At the 20ft resolution, repeat r.in.lidar for variance and mean methods. What differences do you see in the resulting rasters?
Repeat r.in.lidar at 20ft resolution using n as the statistic to create a point count layer.
- Go to the Selection tab and
- Set the z range to 3,10
- Set the output raster to bladen_20ft_shrub_count
- Click Run
- Go to the Selection tab
- Set the zrange to 10,20
- Set the output raster to bladen_20ft_midstory_count
- Click Run
As stated above, using the raw point count is not suitable for vegetation analysis in areas where there are overlaps in collection. However, if horizontal sections of the point counts per cell are divided by the total point count per cell you can compare the percentage of the points that occur in horizontal sections. In this case, we will be using raster algebra to divide the shrub and midstory point counts by the total point counts using r.mapcalc, https://grass.osgeo.org/grass71/manuals/r.mapcalc.html .
- Go to Raster-->Raster map calculator (r.mapcalc)
This will open the r.mapcalc menu:
- Enter bladen_per_shrub in the Name for new raster map to create
- Use the dropdown in the Insert existing raster map section to select bladen_20ft_shrub_count
- Click on the / button for division
- Use the dropdown to select bladen_20ft_count
Now things get interesting. The point count rasters are integers. Mathmatical operations between integers results in an integer. Dividing an integer by a larger integer number results in a number less than one. In an integer grid, this truncates to 0.
To get around this, you convert each integer grid before the operation to a floating point grid, so bladen_20ft_shrub becomes float(bladen_20ft_shrub) and bladen_20ft_count becomes float(bladen_20ft_count) and you divide one floating point grid by another floating point grid and you get a floating point grid.

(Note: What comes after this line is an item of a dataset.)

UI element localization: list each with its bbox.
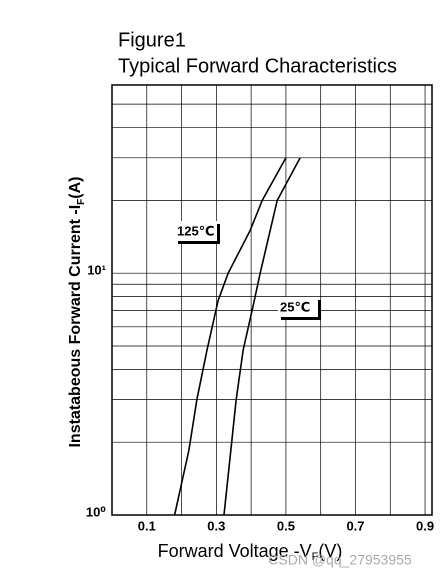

Multiply this floating point grid by 100 to put the values back in the range of 100 to 0. Finally, convert results of the entire operation back to an integer grid by enclosing it with int() . The final command in the Expression box is:
int((float(bladen_20ft_shrub_count@PERMANENT)/float(bladen_20ft_count@PERMANENT))*100)
The resulting raster should look like this:
Repeat the exercise with the midstory layer and compare the two layers. Do you see differences between the shrub and midstory percentage of points layers?
We will continue the vegetation analysis, but first we need to take a short side trip into terrain analysis that will relate back to our vegetation analysis.. Terrain analysis will be done using geomrphons.
Step 5: Terrain analysis with geomorphons
What are geomorphons? Geomorphon is a new technique for classifying terrain based on a line of sight analysis, see http://geomorphometry.org/system/files/StepinskiJasiewicz2011geomorphometry.pdf
and , http://www.sciencedirect.com/science/article/pii/S0169555X12005028
The technique uses a line of sight metric for terrain form calculation. There are options for a simple 10 class representation, a 498 class numeric coding, or positive and negative encoding per cell on line of sight.